Table 3 summarizes the model performance of P2 with varied levels of invalid association ratios in the dataset.

The results show that the top-*k* accuracy exceed 90% when is greater than 3, regardless the invalid association ratio. It indicates that the top 3 inferred stations from the model are highly likely to include the correctly associated station of the studied fare machine. This provides an important implication for further field investigations to these probable stations in practice, i.e., checking the most likely stations that the invalid associated fare machines may belong to.

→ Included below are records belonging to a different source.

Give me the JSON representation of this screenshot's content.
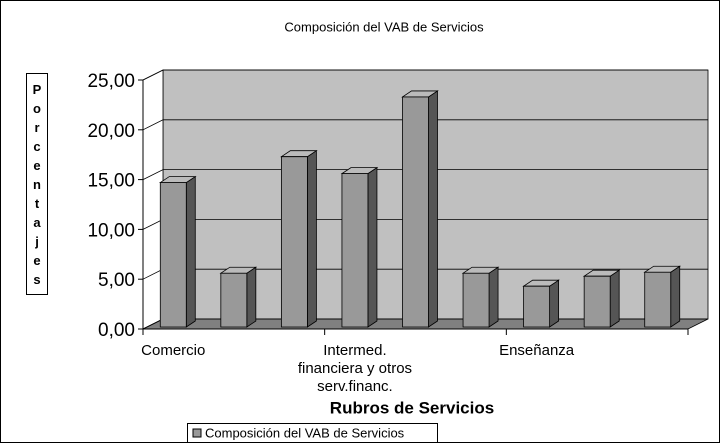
{
  "chart_data": {
    "type": "bar3d",
    "title": "Composición del VAB de Servicios",
    "x_label": "Rubros de Servicios",
    "y_label": "Porcentajes",
    "categories": [
      "Comercio",
      null,
      null,
      "Intermed. financiera y otros serv.financ.",
      null,
      null,
      "Enseñanza",
      null,
      null
    ],
    "series": [
      {
        "name": "Composición del VAB de Servicios",
        "color": "#999999",
        "values": [
          14.7,
          5.6,
          17.3,
          15.6,
          23.3,
          5.6,
          4.3,
          5.3,
          5.7
        ]
      }
    ],
    "ylim": [
      0,
      25
    ],
    "yticks": [
      {
        "value": 0,
        "label": "0,00"
      },
      {
        "value": 5,
        "label": "5,00"
      },
      {
        "value": 10,
        "label": "10,00"
      },
      {
        "value": 15,
        "label": "15,00"
      },
      {
        "value": 20,
        "label": "20,00"
      },
      {
        "value": 25,
        "label": "25,00"
      }
    ],
    "grid": true,
    "legend": "bottom"
  }
}
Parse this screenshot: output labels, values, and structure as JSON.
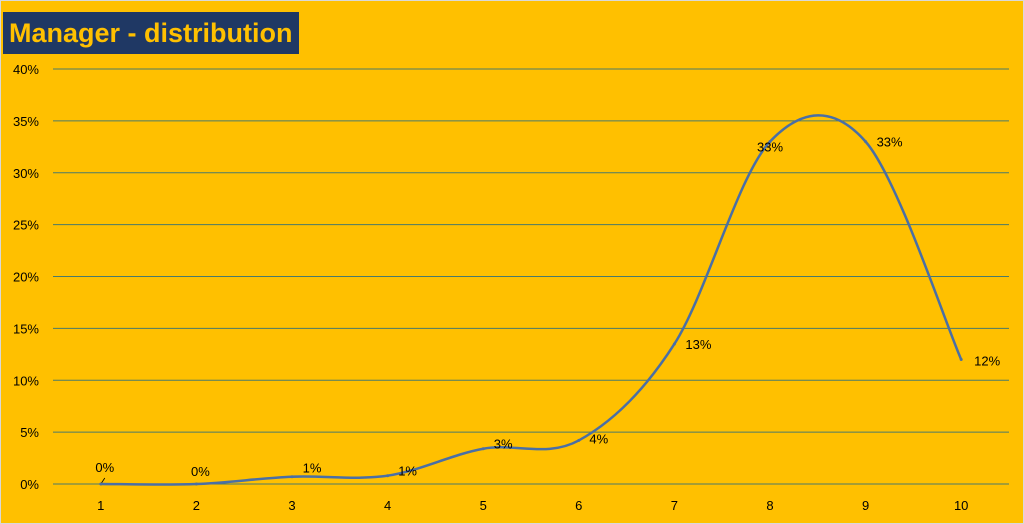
{
  "chart_data": {
    "type": "line",
    "title": "Manager - distribution",
    "xlabel": "",
    "ylabel": "",
    "x": [
      1,
      2,
      3,
      4,
      5,
      6,
      7,
      8,
      9,
      10
    ],
    "series": [
      {
        "values": [
          0,
          0,
          0.7,
          0.8,
          3.4,
          4.2,
          13.5,
          33,
          33,
          12
        ],
        "labels": [
          "0%",
          "0%",
          "1%",
          "1%",
          "3%",
          "4%",
          "13%",
          "33%",
          "33%",
          "12%"
        ]
      }
    ],
    "ylim": [
      0,
      40
    ],
    "yticks": [
      "0%",
      "5%",
      "10%",
      "15%",
      "20%",
      "25%",
      "30%",
      "35%",
      "40%"
    ],
    "xticks": [
      "1",
      "2",
      "3",
      "4",
      "5",
      "6",
      "7",
      "8",
      "9",
      "10"
    ],
    "grid": true,
    "smooth": true,
    "colors": {
      "background": "#ffc000",
      "line": "#4a6fa5",
      "grid": "#4a7a6a",
      "title_bg": "#1f3864",
      "title_text": "#ffc000"
    }
  }
}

##### 4.3. Latent Feature Analysis

The foundation of the detection or inference model being effective is the quality of the MRF features. That is, the fare machines at different stations are preferable to have significantly different MRF features. To explore the feature quality, we utilize the principle component analysis (PCA) [7] to reduce the dimension of the MRF feature vector to two. We randomly choose 5 stations in the studied metro system, select one station as the reference station, and compare its MRF feature vector to that of the other 4 stations, respectively.

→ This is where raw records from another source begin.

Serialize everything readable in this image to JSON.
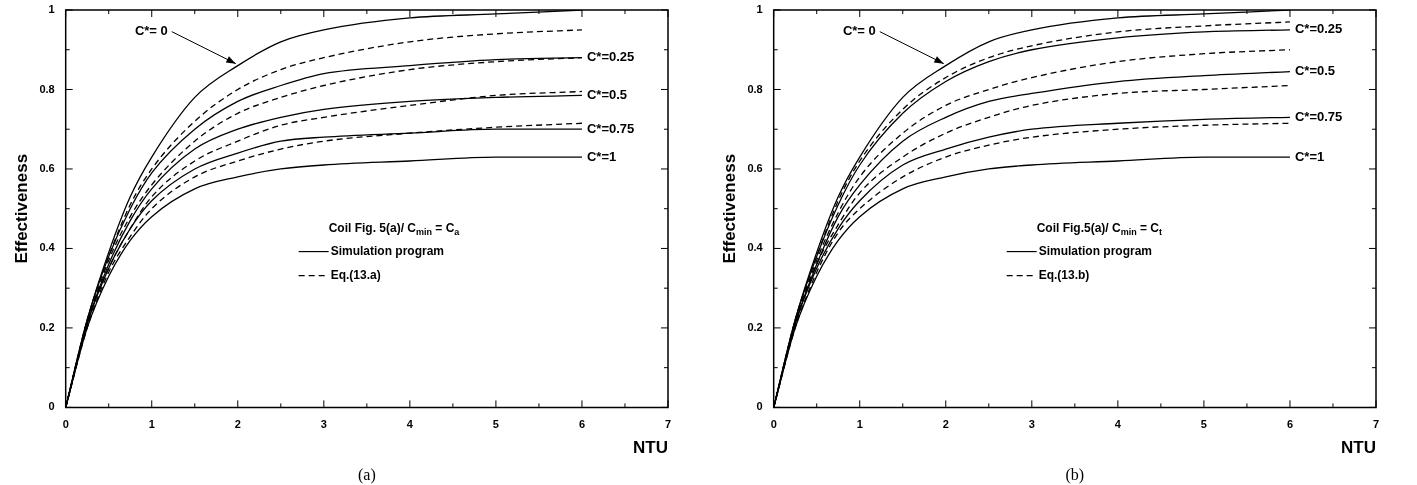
{
  "chart_data": [
    {
      "type": "line",
      "xlabel": "NTU",
      "ylabel": "Effectiveness",
      "legend_title": "Coil Fig. 5(a)/ C$_{min}$ = C$_{a}$",
      "legend": "center",
      "grid": false,
      "marker": "none",
      "x": [
        0,
        0.25,
        0.5,
        0.75,
        1,
        1.5,
        2,
        2.5,
        3,
        4,
        5,
        6
      ],
      "xlim": [
        0,
        7
      ],
      "xticks": [
        0,
        {
          "value": 0.5,
          "label": null
        },
        1,
        {
          "value": 1.5,
          "label": null
        },
        2,
        {
          "value": 2.5,
          "label": null
        },
        3,
        {
          "value": 3.5,
          "label": null
        },
        4,
        {
          "value": 4.5,
          "label": null
        },
        5,
        {
          "value": 5.5,
          "label": null
        },
        6,
        {
          "value": 6.5,
          "label": null
        },
        7
      ],
      "ylim": [
        0,
        1
      ],
      "yticks": [
        0,
        {
          "value": 0.1,
          "label": null
        },
        0.2,
        {
          "value": 0.3,
          "label": null
        },
        0.4,
        {
          "value": 0.5,
          "label": null
        },
        0.6,
        {
          "value": 0.7,
          "label": null
        },
        0.8,
        {
          "value": 0.9,
          "label": null
        },
        1
      ],
      "series": [
        {
          "name": "Simulation program",
          "color": "#000000",
          "line_style": "solid",
          "values": [
            0,
            0.22,
            0.39,
            0.53,
            0.63,
            0.78,
            0.86,
            0.92,
            0.95,
            0.98,
            0.99,
            1.0
          ]
        },
        {
          "color": "#000000",
          "line_style": "solid",
          "values": [
            0,
            0.22,
            0.38,
            0.5,
            0.59,
            0.7,
            0.77,
            0.81,
            0.84,
            0.86,
            0.875,
            0.88
          ]
        },
        {
          "color": "#000000",
          "line_style": "solid",
          "values": [
            0,
            0.21,
            0.36,
            0.47,
            0.55,
            0.65,
            0.7,
            0.73,
            0.75,
            0.77,
            0.78,
            0.785
          ]
        },
        {
          "color": "#000000",
          "line_style": "solid",
          "values": [
            0,
            0.21,
            0.35,
            0.45,
            0.52,
            0.6,
            0.64,
            0.67,
            0.68,
            0.69,
            0.7,
            0.7
          ]
        },
        {
          "color": "#000000",
          "line_style": "solid",
          "values": [
            0,
            0.2,
            0.33,
            0.42,
            0.48,
            0.55,
            0.58,
            0.6,
            0.61,
            0.62,
            0.63,
            0.63
          ]
        },
        {
          "name": "Eq.(13.a)",
          "color": "#000000",
          "line_style": "dashed",
          "values": [
            0,
            0.22,
            0.38,
            0.51,
            0.6,
            0.72,
            0.8,
            0.85,
            0.88,
            0.92,
            0.94,
            0.95
          ]
        },
        {
          "color": "#000000",
          "line_style": "dashed",
          "values": [
            0,
            0.21,
            0.37,
            0.48,
            0.56,
            0.67,
            0.74,
            0.78,
            0.81,
            0.85,
            0.87,
            0.88
          ]
        },
        {
          "color": "#000000",
          "line_style": "dashed",
          "values": [
            0,
            0.21,
            0.35,
            0.45,
            0.53,
            0.62,
            0.67,
            0.71,
            0.73,
            0.76,
            0.785,
            0.795
          ]
        },
        {
          "color": "#000000",
          "line_style": "dashed",
          "values": [
            0,
            0.2,
            0.34,
            0.43,
            0.5,
            0.58,
            0.62,
            0.65,
            0.67,
            0.69,
            0.705,
            0.715
          ]
        }
      ],
      "title": "(a)",
      "annotations": [
        {
          "text": "C*= 0",
          "x": 2,
          "y": 0.86
        },
        "C*=0.25",
        "C*=0.5",
        "C*=0.75",
        "C*=1"
      ]
    },
    {
      "type": "line",
      "xlabel": "NTU",
      "ylabel": "Effectiveness",
      "legend_title": "Coil Fig.5(a)/ C$_{min}$ = C$_{t}$",
      "legend": "center",
      "grid": false,
      "marker": "none",
      "x": [
        0,
        0.25,
        0.5,
        0.75,
        1,
        1.5,
        2,
        2.5,
        3,
        4,
        5,
        6
      ],
      "xlim": [
        0,
        7
      ],
      "xticks": [
        0,
        {
          "value": 0.5,
          "label": null
        },
        1,
        {
          "value": 1.5,
          "label": null
        },
        2,
        {
          "value": 2.5,
          "label": null
        },
        3,
        {
          "value": 3.5,
          "label": null
        },
        4,
        {
          "value": 4.5,
          "label": null
        },
        5,
        {
          "value": 5.5,
          "label": null
        },
        6,
        {
          "value": 6.5,
          "label": null
        },
        7
      ],
      "ylim": [
        0,
        1
      ],
      "yticks": [
        0,
        {
          "value": 0.1,
          "label": null
        },
        0.2,
        {
          "value": 0.3,
          "label": null
        },
        0.4,
        {
          "value": 0.5,
          "label": null
        },
        0.6,
        {
          "value": 0.7,
          "label": null
        },
        0.8,
        {
          "value": 0.9,
          "label": null
        },
        1
      ],
      "series": [
        {
          "name": "Simulation program",
          "color": "#000000",
          "line_style": "solid",
          "values": [
            0,
            0.22,
            0.39,
            0.53,
            0.63,
            0.78,
            0.86,
            0.92,
            0.95,
            0.98,
            0.99,
            1.0
          ]
        },
        {
          "color": "#000000",
          "line_style": "solid",
          "values": [
            0,
            0.22,
            0.38,
            0.51,
            0.61,
            0.74,
            0.82,
            0.87,
            0.9,
            0.93,
            0.945,
            0.95
          ]
        },
        {
          "color": "#000000",
          "line_style": "solid",
          "values": [
            0,
            0.21,
            0.36,
            0.48,
            0.56,
            0.67,
            0.73,
            0.77,
            0.79,
            0.82,
            0.835,
            0.845
          ]
        },
        {
          "color": "#000000",
          "line_style": "solid",
          "values": [
            0,
            0.21,
            0.35,
            0.45,
            0.52,
            0.61,
            0.65,
            0.68,
            0.7,
            0.715,
            0.725,
            0.73
          ]
        },
        {
          "color": "#000000",
          "line_style": "solid",
          "values": [
            0,
            0.2,
            0.33,
            0.42,
            0.48,
            0.55,
            0.58,
            0.6,
            0.61,
            0.62,
            0.63,
            0.63
          ]
        },
        {
          "name": "Eq.(13.b)",
          "color": "#000000",
          "line_style": "dashed",
          "values": [
            0,
            0.22,
            0.38,
            0.52,
            0.62,
            0.75,
            0.83,
            0.88,
            0.91,
            0.945,
            0.96,
            0.97
          ]
        },
        {
          "color": "#000000",
          "line_style": "dashed",
          "values": [
            0,
            0.21,
            0.37,
            0.49,
            0.58,
            0.69,
            0.76,
            0.8,
            0.83,
            0.87,
            0.89,
            0.9
          ]
        },
        {
          "color": "#000000",
          "line_style": "dashed",
          "values": [
            0,
            0.21,
            0.36,
            0.46,
            0.54,
            0.63,
            0.69,
            0.73,
            0.76,
            0.79,
            0.8,
            0.81
          ]
        },
        {
          "color": "#000000",
          "line_style": "dashed",
          "values": [
            0,
            0.2,
            0.34,
            0.44,
            0.5,
            0.58,
            0.63,
            0.66,
            0.68,
            0.7,
            0.71,
            0.715
          ]
        }
      ],
      "title": "(b)",
      "annotations": [
        {
          "text": "C*= 0",
          "x": 2,
          "y": 0.86
        },
        "C*=0.25",
        "C*=0.5",
        "C*=0.75",
        "C*=1"
      ]
    }
  ]
}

Figure 8 shows the MRF feature visualization results. The results show that the MRF features between stations exhibit significant differences, which indicates a high quality. This benefits the model to formulate relatively distinct MRF feature for each station, thus which is effective to detect the invalid associations and infer the associated station of the fare machines. For different stations, the MRF feature of fare machines appears different patterns. For example, the MRF features of machines in Station E (Figure 8(d)) are very similar to each other, while the MRF features of Station B (Figure 8(a)) appear a distributed manner. The reason partly lays in the different layout of the stations. For some large stations (e.g., transfer stations in the commercial center), there are many gates entering/exiting the stations, which may lead to variances in travel time between the same OD pairs. It would be the main reason for the miss and wrongly detection of the proposed model.

**(a)**

**(b)**

**(c)**

**(d)**

#### 5. Conclusion

Ensuring data quality is essential for its effective use in practice. The paper proposes a model to detect the invalid data in the AFC dataset, caused by the erroneous association between fare machines and stations (e.g., due to delayed updating dictionaries or incorrect data merging). It combines tensor decomposition, isolation forest, and NN methods to detect the invalid associations in the recorded dataset and infer the correct association station that a fare machine belongs to.

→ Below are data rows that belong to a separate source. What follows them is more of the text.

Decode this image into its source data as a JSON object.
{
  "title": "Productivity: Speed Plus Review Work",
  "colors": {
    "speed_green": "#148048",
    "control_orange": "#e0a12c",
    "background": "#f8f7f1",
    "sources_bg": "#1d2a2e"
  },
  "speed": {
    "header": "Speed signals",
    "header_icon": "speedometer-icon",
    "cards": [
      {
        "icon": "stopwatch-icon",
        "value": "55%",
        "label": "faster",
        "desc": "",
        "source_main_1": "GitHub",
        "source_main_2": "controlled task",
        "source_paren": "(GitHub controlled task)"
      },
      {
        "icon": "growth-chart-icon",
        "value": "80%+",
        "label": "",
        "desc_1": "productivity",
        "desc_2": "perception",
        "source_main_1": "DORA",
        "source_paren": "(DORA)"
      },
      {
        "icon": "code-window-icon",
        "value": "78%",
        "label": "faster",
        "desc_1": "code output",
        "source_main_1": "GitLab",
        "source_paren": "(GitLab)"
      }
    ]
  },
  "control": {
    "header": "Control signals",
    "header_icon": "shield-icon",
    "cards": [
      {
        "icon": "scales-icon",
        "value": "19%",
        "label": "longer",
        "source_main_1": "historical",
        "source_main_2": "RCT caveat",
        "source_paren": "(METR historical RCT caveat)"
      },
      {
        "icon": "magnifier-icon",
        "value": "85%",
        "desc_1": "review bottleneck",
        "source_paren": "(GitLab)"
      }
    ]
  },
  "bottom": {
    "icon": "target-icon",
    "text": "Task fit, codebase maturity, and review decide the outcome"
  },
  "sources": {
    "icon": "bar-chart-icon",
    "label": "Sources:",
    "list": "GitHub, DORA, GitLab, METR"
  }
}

The model is validated using the AFC data in a busy metro system. The experiment results show that the invalid association can be detected with more than 90% accuracy when the invalid association ratio is low. Also, the model is robust to invalid associations and it can still achieve 69.62% accuracy in the extreme case when the invalid association ratio is 55%. The association station inference results indicate that the top 3 inferred stations from the model are highly likely to include the correctly associated station of the studied fare machine (around 90%). This provides an important implication for further field investigations to these probable stations in practice.

The proposed model provides useful knowledge for the AFC data management in terms of data quality check and fixing invalid data. Though the study focuses on the invalid data detection problem, the model is general and can be generalized to inference applications, e.g., inferring the alighting stations for the bus system having only the boarding records. As the extracted MRF features are meaningful, further studies could focus on the analysis based on the MRF features, for example, analysing the different utilization of fare machines in different gates of the same station to improve the infrastructure efficiency.

#### Data Availability

The AFC data used to support the findings of this study are available from the corresponding author upon request.

#### Conflicts of Interest

The authors declare that they have no conflicts of interest.